Cependant, il faudra voir et ne pas m’en tenir à cette première impression… Parmi tant de bouches qui m’ont parlé, parmi tant de regards qui m’ont fouillé l’âme, je trouverai, peut-être, un jour — est ce qu’on sait ? — la bouche amie… et le regard pitoyable… Il ne m’en coûte rien d’espérer…
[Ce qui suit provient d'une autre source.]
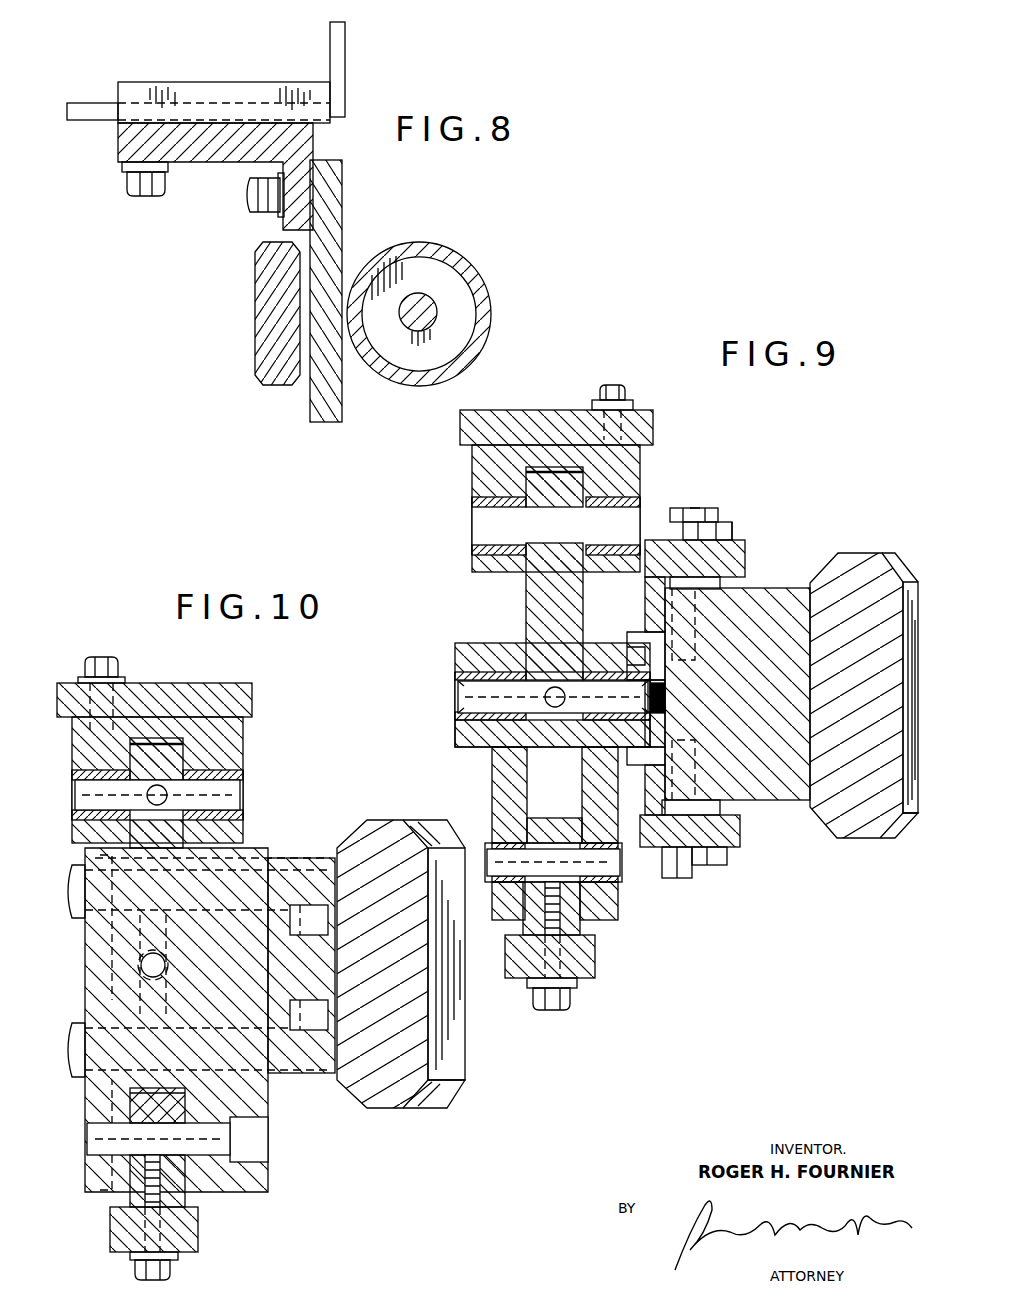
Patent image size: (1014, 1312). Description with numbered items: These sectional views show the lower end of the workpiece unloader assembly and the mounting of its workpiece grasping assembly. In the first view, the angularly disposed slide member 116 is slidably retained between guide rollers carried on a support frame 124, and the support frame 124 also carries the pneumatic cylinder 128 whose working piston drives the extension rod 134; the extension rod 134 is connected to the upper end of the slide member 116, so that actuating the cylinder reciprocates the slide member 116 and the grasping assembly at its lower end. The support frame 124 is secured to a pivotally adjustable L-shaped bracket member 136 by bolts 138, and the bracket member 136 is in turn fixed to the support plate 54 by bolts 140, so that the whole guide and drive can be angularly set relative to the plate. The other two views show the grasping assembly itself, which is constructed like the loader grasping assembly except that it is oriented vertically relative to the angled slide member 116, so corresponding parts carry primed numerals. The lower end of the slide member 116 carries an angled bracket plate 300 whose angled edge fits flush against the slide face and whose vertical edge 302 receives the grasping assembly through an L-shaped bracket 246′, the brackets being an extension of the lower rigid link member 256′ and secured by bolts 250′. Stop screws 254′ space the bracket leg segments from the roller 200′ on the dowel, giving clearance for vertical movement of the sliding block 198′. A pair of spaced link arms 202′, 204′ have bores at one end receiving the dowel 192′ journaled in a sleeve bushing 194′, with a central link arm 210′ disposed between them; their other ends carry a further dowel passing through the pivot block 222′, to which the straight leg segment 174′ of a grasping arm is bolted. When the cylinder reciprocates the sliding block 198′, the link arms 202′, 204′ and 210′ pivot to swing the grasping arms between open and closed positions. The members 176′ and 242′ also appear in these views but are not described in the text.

In FIG. 8, the support plate 54 is at (282, 82).
In FIG. 8, the L-shaped bracket member 136 is at (318, 142).
In FIG. 8, the bolts 140 is at (128, 184).
In FIG. 8, the bolts 138 is at (250, 200).
In FIG. 8, the slide member 116 is at (255, 340).
In FIG. 9, the slide member 116 is at (873, 553).
In FIG. 10, the slide member 116 is at (388, 820).
In FIG. 8, the support frame 124 is at (342, 405).
In FIG. 8, the pneumatic cylinder 128 is at (490, 296).
In FIG. 8, the extension rod 134 is at (440, 288).
In FIG. 9, the top plate 176′ is at (565, 410).
In FIG. 9, the bearing block 242′ is at (472, 480).
In FIG. 9, the central link arm 210′ is at (526, 608).
In FIG. 9, the sleeve bushing 194′ is at (455, 677).
In FIG. 9, the dowel 192′ is at (455, 700).
In FIG. 9, the sliding block 198′ is at (455, 730).
In FIG. 9, the link arm 202′ is at (492, 790).
In FIG. 9, the link arm 204′ is at (583, 800).
In FIG. 9, the pivot block 222′ is at (583, 925).
In FIG. 9, the straight leg segment 174′ is at (513, 983).
In FIG. 9, the roller 200′ is at (630, 642).
In FIG. 9, the vertical edge 302 is at (668, 692).
In FIG. 10, the vertical edge 302 is at (264, 958).
In FIG. 9, the L-shaped bracket 246′ is at (745, 546).
In FIG. 9, the bolts 250′ is at (684, 510).
In FIG. 9, the stop screws 254′ is at (726, 520).
In FIG. 9, the angled bracket plate 300 is at (778, 590).
In FIG. 10, the angled bracket plate 300 is at (305, 858).
In FIG. 10, the lower rigid link member 256′ is at (85, 985).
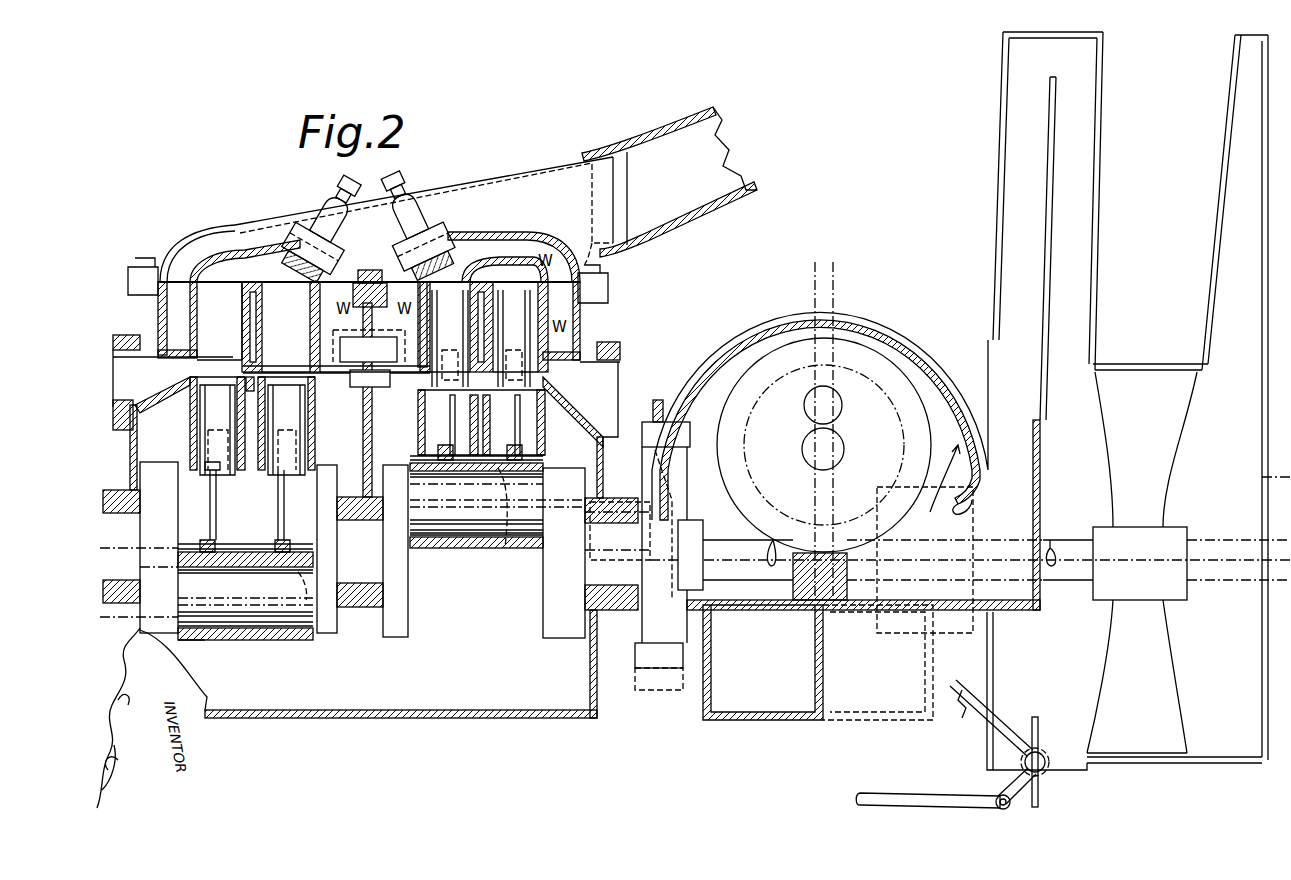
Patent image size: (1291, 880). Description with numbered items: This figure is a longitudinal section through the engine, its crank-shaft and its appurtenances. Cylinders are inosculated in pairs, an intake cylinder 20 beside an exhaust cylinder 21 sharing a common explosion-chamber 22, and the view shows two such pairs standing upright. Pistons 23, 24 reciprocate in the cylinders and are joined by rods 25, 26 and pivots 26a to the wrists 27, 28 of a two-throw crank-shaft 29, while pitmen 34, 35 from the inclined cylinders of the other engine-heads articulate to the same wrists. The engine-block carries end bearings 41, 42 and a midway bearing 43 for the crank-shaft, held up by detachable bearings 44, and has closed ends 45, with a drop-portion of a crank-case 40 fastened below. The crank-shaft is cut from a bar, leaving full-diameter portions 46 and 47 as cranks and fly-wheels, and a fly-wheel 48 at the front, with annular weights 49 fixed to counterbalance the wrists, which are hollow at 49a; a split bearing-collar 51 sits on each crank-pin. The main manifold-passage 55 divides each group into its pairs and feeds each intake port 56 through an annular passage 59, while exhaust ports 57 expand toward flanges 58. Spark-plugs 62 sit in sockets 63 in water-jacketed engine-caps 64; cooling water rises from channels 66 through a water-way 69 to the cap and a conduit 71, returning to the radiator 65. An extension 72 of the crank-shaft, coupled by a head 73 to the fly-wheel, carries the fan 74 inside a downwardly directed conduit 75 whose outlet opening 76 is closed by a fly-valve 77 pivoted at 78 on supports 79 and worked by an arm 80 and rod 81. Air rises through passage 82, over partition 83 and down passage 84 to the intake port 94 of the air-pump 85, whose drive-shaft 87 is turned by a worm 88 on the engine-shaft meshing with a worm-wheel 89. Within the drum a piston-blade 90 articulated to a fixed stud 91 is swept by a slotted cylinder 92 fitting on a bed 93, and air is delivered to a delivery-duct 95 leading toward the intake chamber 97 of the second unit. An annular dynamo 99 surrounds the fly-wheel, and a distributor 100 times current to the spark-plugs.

The intake cylinder 20 is at (343, 353).
The exhaust cylinder 21 is at (351, 353).
The common explosion-chamber 22 is at (366, 318).
The piston 23 is at (375, 378).
The piston 24 is at (369, 378).
The rod 25 is at (285, 652).
The rod 26 is at (212, 650).
The pivot 26a is at (208, 482).
The crank-wrist 27 is at (245, 596).
The crank-wrist 28 is at (497, 505).
The crank-shaft 29 is at (375, 559).
The pitman 34 is at (237, 552).
The pitman 35 is at (205, 552).
The crank-case 40 is at (378, 718).
The end bearing 41 is at (121, 493).
The end bearing 42 is at (632, 500).
The midway bearing 43 is at (370, 497).
The detachable bearing 44 is at (130, 606).
The closed end 45 is at (130, 450).
The full-diameter portion 46 is at (362, 550).
The full-diameter portion 47 is at (362, 551).
The fly-wheel 48 is at (637, 635).
The annular weight 49 is at (687, 655).
The hollow 49a is at (407, 534).
The split bearing-collar 51 is at (308, 640).
The main manifold-passage 55 is at (375, 356).
The intake port 56 is at (275, 368).
The exhaust port 57 is at (205, 368).
The flange 58 is at (114, 344).
The annular passage 59 is at (267, 386).
The spark-plug 62 is at (336, 230).
The socket 63 is at (443, 228).
The engine-cap 64 is at (192, 245).
The radiator 65 is at (1262, 342).
The interior channel 66 is at (372, 505).
The water-way 69 is at (369, 346).
The conduit 71 is at (484, 188).
The shaft extension 72 is at (668, 142).
The head 73 is at (700, 524).
The water-cooling fan 74 is at (1142, 562).
The downwardly directed conduit 75 is at (1216, 210).
The outlet opening 76 is at (1086, 770).
The fly-valve 77 is at (1040, 802).
The pivot 78 is at (1049, 762).
The support 79 is at (948, 738).
The arm 80 is at (1012, 786).
The rod 81 is at (962, 797).
The passage 82 is at (1135, 201).
The partition 83 is at (1050, 257).
The passage 84 is at (1048, 186).
The air-pump 85 is at (888, 262).
The drive-shaft 87 is at (845, 451).
The worm 88 is at (830, 610).
The worm-wheel 89 is at (905, 422).
The piston-blade 90 is at (838, 306).
The fixed stud 91 is at (842, 406).
The cylinder 92 is at (885, 372).
The bed 93 is at (848, 572).
The intake port 94 is at (972, 516).
The delivery-duct 95 is at (763, 662).
The intake chamber 97 is at (932, 680).
The dynamo 99 is at (657, 690).
The distributor 100 is at (951, 478).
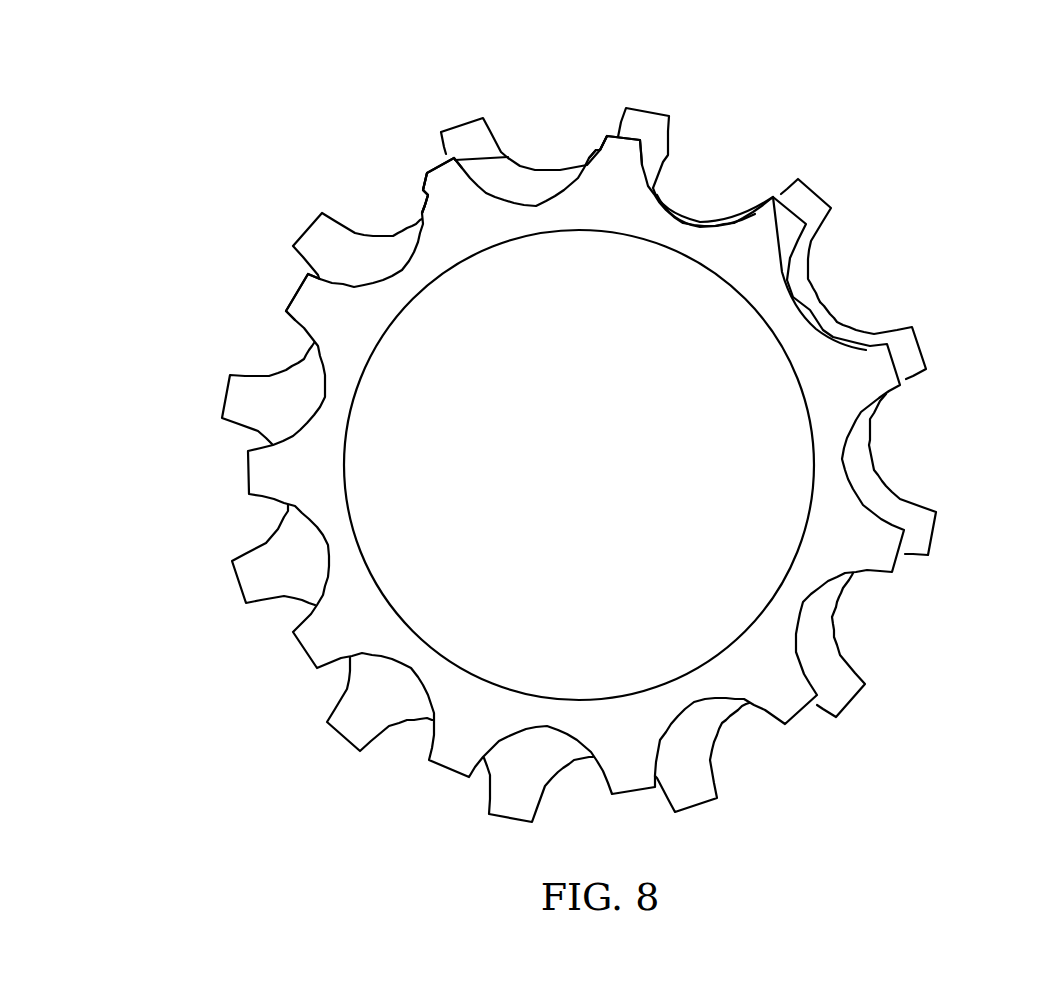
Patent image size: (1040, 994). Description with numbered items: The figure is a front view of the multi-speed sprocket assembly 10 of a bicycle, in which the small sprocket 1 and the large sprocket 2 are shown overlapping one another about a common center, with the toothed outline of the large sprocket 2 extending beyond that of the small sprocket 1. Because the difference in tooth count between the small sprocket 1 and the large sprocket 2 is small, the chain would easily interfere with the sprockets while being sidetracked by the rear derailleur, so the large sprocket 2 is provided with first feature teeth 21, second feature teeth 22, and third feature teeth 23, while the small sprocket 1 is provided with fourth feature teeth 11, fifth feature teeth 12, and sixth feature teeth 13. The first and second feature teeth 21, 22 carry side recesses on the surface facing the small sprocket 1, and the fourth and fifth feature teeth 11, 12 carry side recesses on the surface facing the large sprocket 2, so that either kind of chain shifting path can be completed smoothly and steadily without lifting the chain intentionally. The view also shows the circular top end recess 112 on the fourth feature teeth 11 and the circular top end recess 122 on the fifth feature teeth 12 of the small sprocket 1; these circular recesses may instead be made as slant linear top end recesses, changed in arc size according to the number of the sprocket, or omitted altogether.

The multi-speed sprocket assembly 10 is at (160, 312).
The small sprocket 1 is at (876, 556).
The large sprocket 2 is at (922, 350).
The fourth feature teeth 11 is at (630, 148).
The circular top end recess 112 is at (601, 137).
The fifth feature teeth 12 is at (440, 175).
The circular top end recess 122 is at (421, 178).
The sixth feature teeth 13 is at (300, 297).
The first feature teeth 21 is at (822, 200).
The second feature teeth 22 is at (662, 113).
The third feature teeth 23 is at (456, 131).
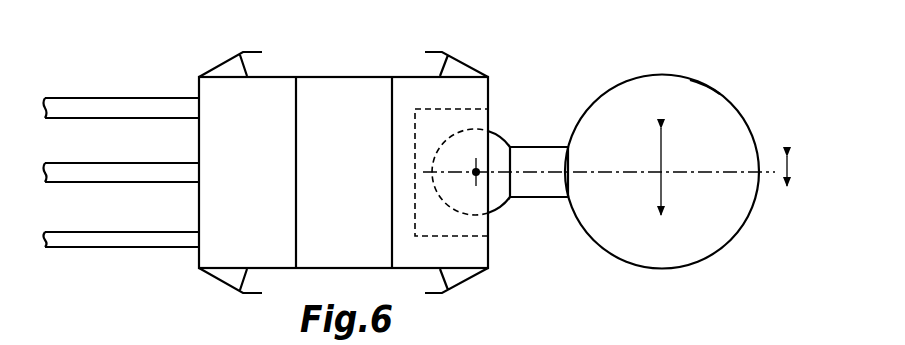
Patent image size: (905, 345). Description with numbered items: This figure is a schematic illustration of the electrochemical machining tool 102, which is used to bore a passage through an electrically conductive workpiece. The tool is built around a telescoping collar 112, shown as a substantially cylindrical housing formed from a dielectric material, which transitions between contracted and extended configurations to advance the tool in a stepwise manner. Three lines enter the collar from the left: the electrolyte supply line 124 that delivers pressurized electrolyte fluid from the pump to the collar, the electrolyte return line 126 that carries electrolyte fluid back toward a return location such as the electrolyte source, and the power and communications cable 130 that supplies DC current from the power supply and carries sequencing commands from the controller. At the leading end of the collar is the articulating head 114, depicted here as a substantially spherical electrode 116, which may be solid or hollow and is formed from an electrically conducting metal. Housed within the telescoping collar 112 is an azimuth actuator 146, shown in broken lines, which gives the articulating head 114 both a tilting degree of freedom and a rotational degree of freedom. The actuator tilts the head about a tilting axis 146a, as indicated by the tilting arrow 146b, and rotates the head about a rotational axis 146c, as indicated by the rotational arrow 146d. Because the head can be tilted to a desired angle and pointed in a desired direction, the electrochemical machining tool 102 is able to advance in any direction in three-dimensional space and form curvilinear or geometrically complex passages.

The electrochemical machining tool 102 is at (512, 50).
The telescoping collar 112 is at (314, 76).
The articulating head 114 is at (657, 75).
The substantially spherical electrode 116 is at (705, 85).
The electrolyte supply line 124 is at (109, 98).
The electrolyte return line 126 is at (109, 163).
The power and communications cable 130 is at (109, 232).
The azimuth actuator 146 is at (453, 237).
The tilting axis 146a is at (472, 167).
The tilting arrow 146b is at (792, 172).
The rotational axis 146c is at (715, 172).
The rotational arrow 146d is at (665, 162).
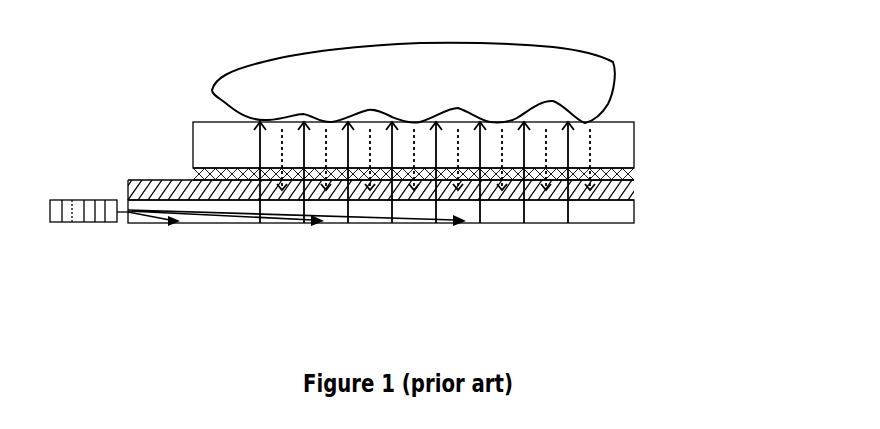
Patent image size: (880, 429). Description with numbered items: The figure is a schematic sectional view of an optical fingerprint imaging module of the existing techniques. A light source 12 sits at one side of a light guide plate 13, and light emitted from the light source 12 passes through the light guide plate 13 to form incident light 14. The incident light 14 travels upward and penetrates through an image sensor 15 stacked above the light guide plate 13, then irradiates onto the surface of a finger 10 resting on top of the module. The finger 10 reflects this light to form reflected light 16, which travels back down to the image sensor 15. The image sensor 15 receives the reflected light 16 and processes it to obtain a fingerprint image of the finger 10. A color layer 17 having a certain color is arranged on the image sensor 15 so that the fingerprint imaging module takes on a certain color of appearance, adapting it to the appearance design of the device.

The finger 10 is at (580, 80).
The light source 12 is at (83, 208).
The light guide plate 13 is at (587, 210).
The incident light 14 is at (436, 201).
The image sensor 15 is at (634, 189).
The reflected light 16 is at (464, 180).
The color layer 17 is at (634, 171).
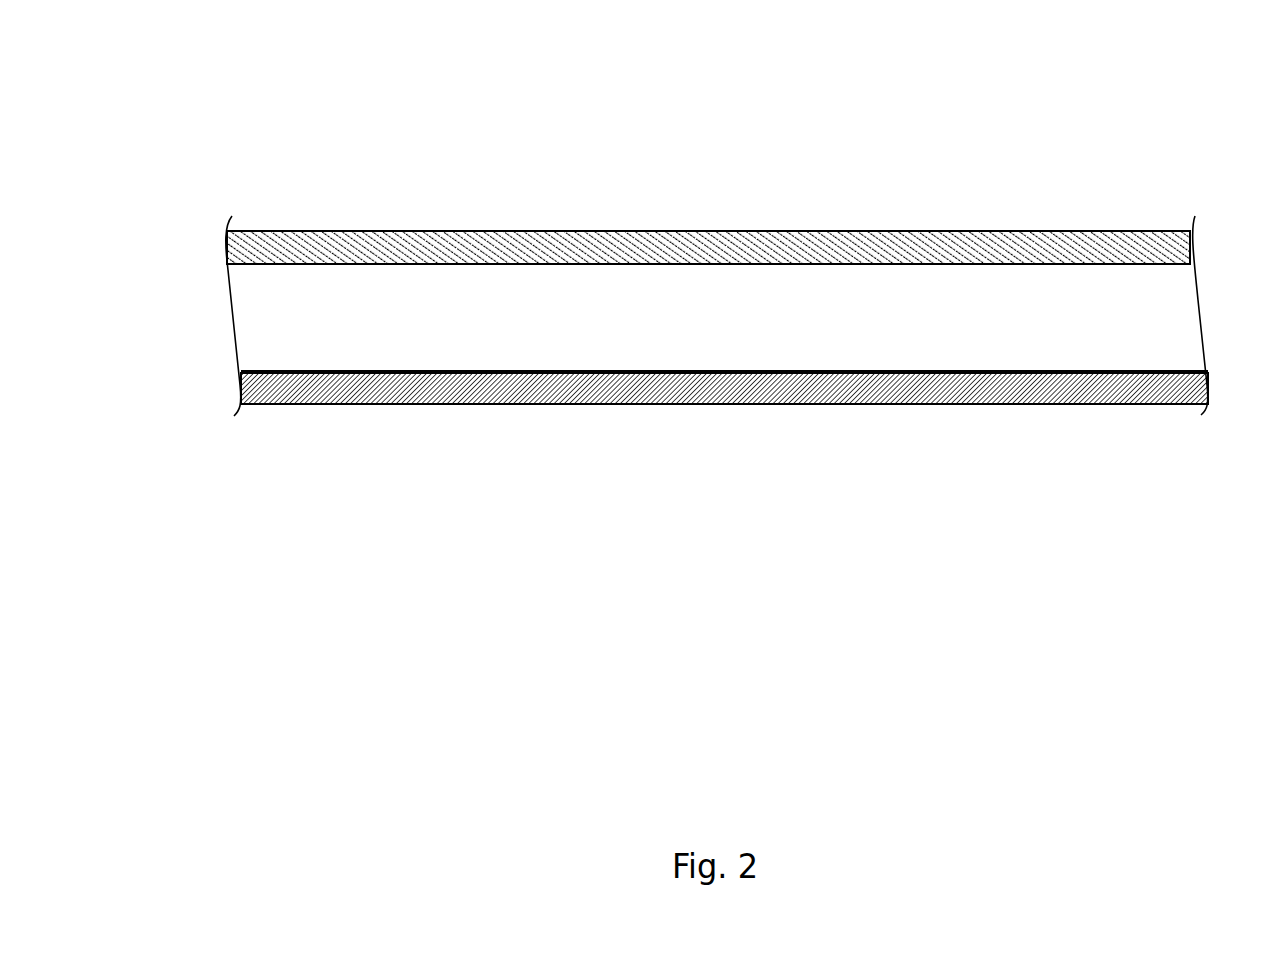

Aussitôt arrivée, encore étourdie par quatre heures de chemin de fer, en troisième classe, et sans qu’on ait, à la cuisine, seulement songé à m’offrir une tartine de pain, Madame m’a promenée, dans toute la maison, de la cave au grenier, pour me mettre immédiatement « au courant de la besogne ». Ah ! elle ne perd pas son temps, ni le mien… Ce que c’est grand, cette maison !… Ce qu’il y en a, là-dedans, des affaires et des recoins !… Ah ! bien ! merci !… Pour la tenir en état, comme il faudrait, quatre domestiques n’y suffiraient pas… En plus du rez-de-chaussée, très important — car deux petits pavillons, en forme de terrasse, s’y surajoutent et le continuent, — elle se compose de deux étages que je devrai descendre et monter, sans cesse, attendu que Madame, qui se tient dans un petit salon, près de la salle à manger, a eu l’ingénieuse idée de placer la lingerie, où je dois travailler, sous les combles, à côté de nos chambres… Et des placards, et des armoires, et des tiroirs, et des resserres, et des fouillis de toute sorte, en veux-tu, en voilà !… Jamais, je ne me retrouverai dans tout cela !…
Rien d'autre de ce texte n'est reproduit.